I run Ventura 13.2.1 on an M1 Mac. I have downloaded both a JRE and JDK. I can’t make either of them work. How do I connect them to Libreoffice? I know the path should be Library/Internetplugin.plugin/contents/home. I open LibreOffice, go to Advanced, go to Library/Internet Plug ins, then it tells me that the JRE is not there. When I open Library separately, the Javaapplet is there. And I have installed JRE-8u-361.
Unfortunately, no. The wiki article helps me download the right JRE. But when I go to advanced, Libreoffice cannot find the applet. It goes to (Username)/Library/Internetplugin.plugin/contents/home from the user name, but the applet seems to be under MacIntoshHD/Library. There does not seem to be any way to connect.
Some of you Mac-people were successful:
I am also not able to set a JRE in LibreOffice 7.6.1.2 (AARCH64) on macOS Ventura 13.6.
This works on my Intel Mac running Monterey 12.7 and LibreOffice 7.3.2.2 where I am able to use OpenJDK from Amazon Corretto 17, 11, or 1.8 (at /Library/Java/JavaVirtualMachines/*/Contents/Home).
This appears to be a problem LibreOffice. I have gone so far as to grant LibreOffice full disk access via System Settings, but still no luck.

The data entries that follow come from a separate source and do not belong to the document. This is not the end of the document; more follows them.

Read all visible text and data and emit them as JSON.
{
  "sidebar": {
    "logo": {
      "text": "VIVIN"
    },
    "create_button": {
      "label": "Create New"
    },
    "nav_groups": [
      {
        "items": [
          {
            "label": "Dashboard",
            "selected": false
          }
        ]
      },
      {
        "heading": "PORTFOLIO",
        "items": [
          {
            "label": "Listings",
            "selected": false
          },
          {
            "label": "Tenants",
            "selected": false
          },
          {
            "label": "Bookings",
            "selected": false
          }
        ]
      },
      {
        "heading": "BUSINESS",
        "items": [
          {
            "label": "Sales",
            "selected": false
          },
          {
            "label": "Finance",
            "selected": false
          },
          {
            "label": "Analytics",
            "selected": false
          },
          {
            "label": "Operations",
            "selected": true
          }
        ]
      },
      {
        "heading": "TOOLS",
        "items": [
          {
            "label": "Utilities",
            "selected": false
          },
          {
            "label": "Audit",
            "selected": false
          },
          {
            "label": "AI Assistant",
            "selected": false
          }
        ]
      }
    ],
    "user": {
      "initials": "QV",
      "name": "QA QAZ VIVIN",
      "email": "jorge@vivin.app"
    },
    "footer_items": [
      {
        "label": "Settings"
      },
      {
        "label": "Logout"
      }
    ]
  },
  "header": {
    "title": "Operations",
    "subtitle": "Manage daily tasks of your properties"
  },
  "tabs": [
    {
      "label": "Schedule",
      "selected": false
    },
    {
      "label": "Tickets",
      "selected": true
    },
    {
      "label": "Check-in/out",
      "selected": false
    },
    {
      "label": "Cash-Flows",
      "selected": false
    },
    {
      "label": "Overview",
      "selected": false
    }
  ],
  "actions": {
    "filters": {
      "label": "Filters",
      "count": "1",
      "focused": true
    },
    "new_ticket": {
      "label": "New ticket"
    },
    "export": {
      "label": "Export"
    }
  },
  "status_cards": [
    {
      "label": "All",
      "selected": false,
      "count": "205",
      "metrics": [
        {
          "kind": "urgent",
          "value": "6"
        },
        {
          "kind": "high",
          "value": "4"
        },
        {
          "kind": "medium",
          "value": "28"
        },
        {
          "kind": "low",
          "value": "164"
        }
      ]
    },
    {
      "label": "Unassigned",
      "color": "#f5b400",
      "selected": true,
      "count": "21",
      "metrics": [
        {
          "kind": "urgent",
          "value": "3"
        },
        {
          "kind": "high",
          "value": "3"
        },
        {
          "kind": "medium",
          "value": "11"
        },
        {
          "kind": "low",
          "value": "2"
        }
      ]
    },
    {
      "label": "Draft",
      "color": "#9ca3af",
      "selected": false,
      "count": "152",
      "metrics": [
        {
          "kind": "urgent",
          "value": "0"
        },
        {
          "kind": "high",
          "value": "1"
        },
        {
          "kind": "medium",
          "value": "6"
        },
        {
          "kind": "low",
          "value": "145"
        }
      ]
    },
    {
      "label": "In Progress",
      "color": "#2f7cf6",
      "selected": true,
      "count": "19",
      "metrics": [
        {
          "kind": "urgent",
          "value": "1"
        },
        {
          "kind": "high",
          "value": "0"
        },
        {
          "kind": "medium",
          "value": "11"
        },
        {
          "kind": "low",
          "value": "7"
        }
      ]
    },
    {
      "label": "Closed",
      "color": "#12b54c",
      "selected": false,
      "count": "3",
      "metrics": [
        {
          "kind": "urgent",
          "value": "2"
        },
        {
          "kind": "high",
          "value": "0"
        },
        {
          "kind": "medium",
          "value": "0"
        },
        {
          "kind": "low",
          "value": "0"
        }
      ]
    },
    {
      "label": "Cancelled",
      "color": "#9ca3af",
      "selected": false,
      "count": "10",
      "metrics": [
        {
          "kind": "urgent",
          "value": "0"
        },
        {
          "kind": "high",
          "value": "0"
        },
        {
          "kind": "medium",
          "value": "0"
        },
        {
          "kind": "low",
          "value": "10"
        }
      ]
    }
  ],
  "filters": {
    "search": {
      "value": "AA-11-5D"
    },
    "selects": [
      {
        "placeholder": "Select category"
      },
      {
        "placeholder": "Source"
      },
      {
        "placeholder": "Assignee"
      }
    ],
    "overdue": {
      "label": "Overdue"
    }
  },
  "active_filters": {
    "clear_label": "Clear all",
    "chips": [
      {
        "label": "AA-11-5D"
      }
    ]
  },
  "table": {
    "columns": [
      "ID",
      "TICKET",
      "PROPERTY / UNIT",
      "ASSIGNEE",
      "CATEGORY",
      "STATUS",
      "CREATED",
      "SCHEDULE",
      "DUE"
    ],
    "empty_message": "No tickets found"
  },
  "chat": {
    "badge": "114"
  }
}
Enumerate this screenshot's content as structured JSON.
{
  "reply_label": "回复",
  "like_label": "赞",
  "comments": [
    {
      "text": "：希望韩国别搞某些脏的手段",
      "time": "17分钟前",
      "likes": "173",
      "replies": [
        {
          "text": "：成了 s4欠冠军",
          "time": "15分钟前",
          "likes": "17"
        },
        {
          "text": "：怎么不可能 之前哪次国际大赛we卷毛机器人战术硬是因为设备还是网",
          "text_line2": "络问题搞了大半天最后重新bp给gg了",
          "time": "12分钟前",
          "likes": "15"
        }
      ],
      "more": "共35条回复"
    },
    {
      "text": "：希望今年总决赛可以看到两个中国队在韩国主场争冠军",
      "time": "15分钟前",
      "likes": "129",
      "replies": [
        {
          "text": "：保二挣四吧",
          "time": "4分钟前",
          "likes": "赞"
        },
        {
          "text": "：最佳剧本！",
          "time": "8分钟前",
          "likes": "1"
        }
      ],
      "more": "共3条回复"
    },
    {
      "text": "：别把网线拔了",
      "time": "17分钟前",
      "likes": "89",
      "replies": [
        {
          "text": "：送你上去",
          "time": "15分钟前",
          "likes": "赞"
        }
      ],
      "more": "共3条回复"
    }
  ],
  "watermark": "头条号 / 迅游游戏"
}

You’re using the wrong path.
For some reason, Oracle still installs the JRE on a user level to the internet plug-ins folder, probably because it presumes that the JRE will only ever be used with internet browsers.
LibreOffice stopped using the internet plugin folder ages ago.
The JDK needs to be installed into :
/Library/Java/JavaVirtualMachines/
This is a system folder and you will need admin privileges to either copy the JVM folder that you have previously unzipped elsewhere, or if an installer is provided, to allow the install script to install the corresponding PKG from a downloaded DMG (Oracle).
Not all JDKs are recognized after installation because the allowed minimum version is hardcoded into LibreOffice. Try with a JDK17 or JDK18, rather than a JDK19, and also, you might have to try various JDK providers until you find one that is recognized by LO. For what it is worth, I have an Oracle JDK18 which is recognized by LibreOffice.
Also note, and this is probably the most important thing, if you are using LibreOffice from the app store, then no amount of faffing with JDKs will work. Quite simply, all Java Code calls have been removed from the product distributed via the app store, apparently because it is one of the rules of being allowed into the store in the first place.
If you need Java functionality in LibreOffice for Mac, remove the app store version and download LibreOffice from the LO website download page.
Thanks so much for this comprehensive answer. I will try this in the next couple of days…with fingers crossed.